Lien vers Pubmed [PMID] – 40667009
Lien DOI – 10.1101/2025.06.29.662174
bioRxiv 2025 Jun; ():
Azole antifungals are widely used to treat Candida infections, yet therapeutic failures are common. In addition to resistance, fungal populations can exhibit tolerance and heteroresistance, subpopulation-driven drug responses that can contribute to treatment failure. Here, we performed a genome-wide association study (GWAS) on 557 genetically diverse C. albicans isolates to identify genetic loci associated with fluconazole susceptibility, tolerance, and heteroresistance. We uncovered a complex, polygenic architecture underlying all three traits, involving novel loci linked to stress responses, cell cycle, and genome integrity.
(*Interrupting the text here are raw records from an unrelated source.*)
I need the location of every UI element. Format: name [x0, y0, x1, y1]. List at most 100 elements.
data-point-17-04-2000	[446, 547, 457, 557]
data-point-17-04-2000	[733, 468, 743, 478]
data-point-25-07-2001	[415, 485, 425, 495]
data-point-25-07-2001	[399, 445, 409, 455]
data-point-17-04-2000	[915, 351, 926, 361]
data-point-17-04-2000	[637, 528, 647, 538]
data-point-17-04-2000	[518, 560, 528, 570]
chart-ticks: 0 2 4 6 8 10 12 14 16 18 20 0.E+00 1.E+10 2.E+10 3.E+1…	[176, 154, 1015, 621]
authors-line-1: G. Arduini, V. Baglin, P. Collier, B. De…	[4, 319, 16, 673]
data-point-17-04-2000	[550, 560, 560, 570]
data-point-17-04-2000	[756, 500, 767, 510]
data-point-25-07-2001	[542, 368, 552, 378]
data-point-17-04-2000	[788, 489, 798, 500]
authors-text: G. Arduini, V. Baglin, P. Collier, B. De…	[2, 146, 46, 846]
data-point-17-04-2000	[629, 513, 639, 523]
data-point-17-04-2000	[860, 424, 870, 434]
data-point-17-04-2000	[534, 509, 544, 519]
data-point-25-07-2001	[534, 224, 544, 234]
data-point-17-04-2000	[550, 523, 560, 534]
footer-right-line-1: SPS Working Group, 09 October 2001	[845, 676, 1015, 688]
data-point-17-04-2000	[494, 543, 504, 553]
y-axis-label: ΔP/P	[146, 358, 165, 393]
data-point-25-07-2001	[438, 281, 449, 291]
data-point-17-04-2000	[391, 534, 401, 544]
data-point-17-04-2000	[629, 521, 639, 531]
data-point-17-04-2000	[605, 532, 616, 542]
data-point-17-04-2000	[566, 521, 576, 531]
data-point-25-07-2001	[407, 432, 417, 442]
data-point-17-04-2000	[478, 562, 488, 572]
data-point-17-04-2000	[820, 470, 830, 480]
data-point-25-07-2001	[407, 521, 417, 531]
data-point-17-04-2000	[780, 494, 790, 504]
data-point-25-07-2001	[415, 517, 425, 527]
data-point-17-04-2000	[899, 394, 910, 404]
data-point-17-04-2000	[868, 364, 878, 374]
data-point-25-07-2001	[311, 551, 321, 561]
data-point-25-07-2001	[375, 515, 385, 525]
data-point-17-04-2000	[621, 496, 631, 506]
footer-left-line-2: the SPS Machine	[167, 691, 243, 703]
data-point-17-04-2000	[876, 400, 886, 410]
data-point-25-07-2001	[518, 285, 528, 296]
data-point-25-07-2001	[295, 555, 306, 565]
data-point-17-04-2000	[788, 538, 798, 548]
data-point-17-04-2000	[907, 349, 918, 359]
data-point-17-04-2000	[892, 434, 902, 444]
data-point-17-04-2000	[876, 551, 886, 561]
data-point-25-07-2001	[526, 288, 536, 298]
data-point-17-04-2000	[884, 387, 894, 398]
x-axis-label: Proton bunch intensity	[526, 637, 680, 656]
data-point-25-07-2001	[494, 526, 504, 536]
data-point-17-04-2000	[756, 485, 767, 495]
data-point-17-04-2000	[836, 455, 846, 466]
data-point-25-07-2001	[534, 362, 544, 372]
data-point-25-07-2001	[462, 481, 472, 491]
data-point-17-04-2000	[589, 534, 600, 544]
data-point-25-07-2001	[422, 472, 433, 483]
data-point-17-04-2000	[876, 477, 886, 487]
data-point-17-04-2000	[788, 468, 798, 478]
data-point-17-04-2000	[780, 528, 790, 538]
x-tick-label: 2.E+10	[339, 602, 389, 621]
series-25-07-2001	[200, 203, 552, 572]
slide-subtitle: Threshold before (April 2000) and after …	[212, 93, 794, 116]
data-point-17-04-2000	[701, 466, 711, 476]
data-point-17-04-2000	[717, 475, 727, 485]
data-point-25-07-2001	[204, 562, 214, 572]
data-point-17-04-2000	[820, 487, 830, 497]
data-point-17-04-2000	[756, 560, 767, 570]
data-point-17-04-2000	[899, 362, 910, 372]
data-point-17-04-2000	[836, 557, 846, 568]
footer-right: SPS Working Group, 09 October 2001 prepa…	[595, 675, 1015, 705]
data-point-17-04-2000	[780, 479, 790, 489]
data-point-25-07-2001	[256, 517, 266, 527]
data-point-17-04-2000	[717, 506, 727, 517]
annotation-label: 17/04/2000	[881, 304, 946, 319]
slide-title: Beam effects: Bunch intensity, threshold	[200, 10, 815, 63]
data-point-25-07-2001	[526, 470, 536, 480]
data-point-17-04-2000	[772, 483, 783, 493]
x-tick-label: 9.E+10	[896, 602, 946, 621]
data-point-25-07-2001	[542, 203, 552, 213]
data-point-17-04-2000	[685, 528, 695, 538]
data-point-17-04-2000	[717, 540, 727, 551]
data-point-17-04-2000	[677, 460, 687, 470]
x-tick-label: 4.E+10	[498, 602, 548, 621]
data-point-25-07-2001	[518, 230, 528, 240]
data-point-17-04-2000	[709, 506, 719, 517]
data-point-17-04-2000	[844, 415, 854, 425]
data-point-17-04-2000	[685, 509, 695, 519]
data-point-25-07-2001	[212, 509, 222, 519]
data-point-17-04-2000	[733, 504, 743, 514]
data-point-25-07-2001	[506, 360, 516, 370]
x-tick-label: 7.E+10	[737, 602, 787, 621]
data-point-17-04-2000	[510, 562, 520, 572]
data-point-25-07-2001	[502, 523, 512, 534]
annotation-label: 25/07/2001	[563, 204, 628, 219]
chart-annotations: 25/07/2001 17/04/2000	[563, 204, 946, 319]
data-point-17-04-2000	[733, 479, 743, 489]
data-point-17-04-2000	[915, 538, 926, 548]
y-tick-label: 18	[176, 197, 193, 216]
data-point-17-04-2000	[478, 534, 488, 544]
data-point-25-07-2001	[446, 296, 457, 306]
Notably, canonical resistance genes were absent from our top associations, reflecting either their low frequency or lineage specificity. Functional validation of several candidate genes confirmed distinct genetic determinants for each drug response. Heritability estimates and conditional analyses revealed that susceptibility and heteroresistance are governed by partially overlapping but largely independent loci, with some genetic variants displaying opposing effects on different traits. This limited overlap suggests that each phenotype represents a distinct evolutionary strategy for drug evasion, which may not be simultaneously addressed by a single therapeutic approach. Our findings underscore the polygenic nature of adaptation to antifungal drugs and expand our understanding of drug response mechanisms in C. albicans .Despite advances in antifungal therapies, treatment failures in Candida albicans infections remain common and poorly understood. Standard clinical diagnostic tools rely on susceptibility testing to predict treatment outcomes, yet many treatment-refractory infections are caused by strains that appear susceptible in laboratory tests. This study provides the first genome-wide dissection of three distinct drug responses – susceptibility, tolerance, and heteroresistance – across a global population of C. albicans isolates. By identifying novel genetic contributors beyond canonical resistance genes, our findings shift the current paradigm toward a more nuanced, polygenic model of antifungal adaptation. These results underscore the importance of integrating tolerance and heteroresistance into clinical and research frameworks and point to new molecular pathways that could be leveraged to enhance antifungal strategies.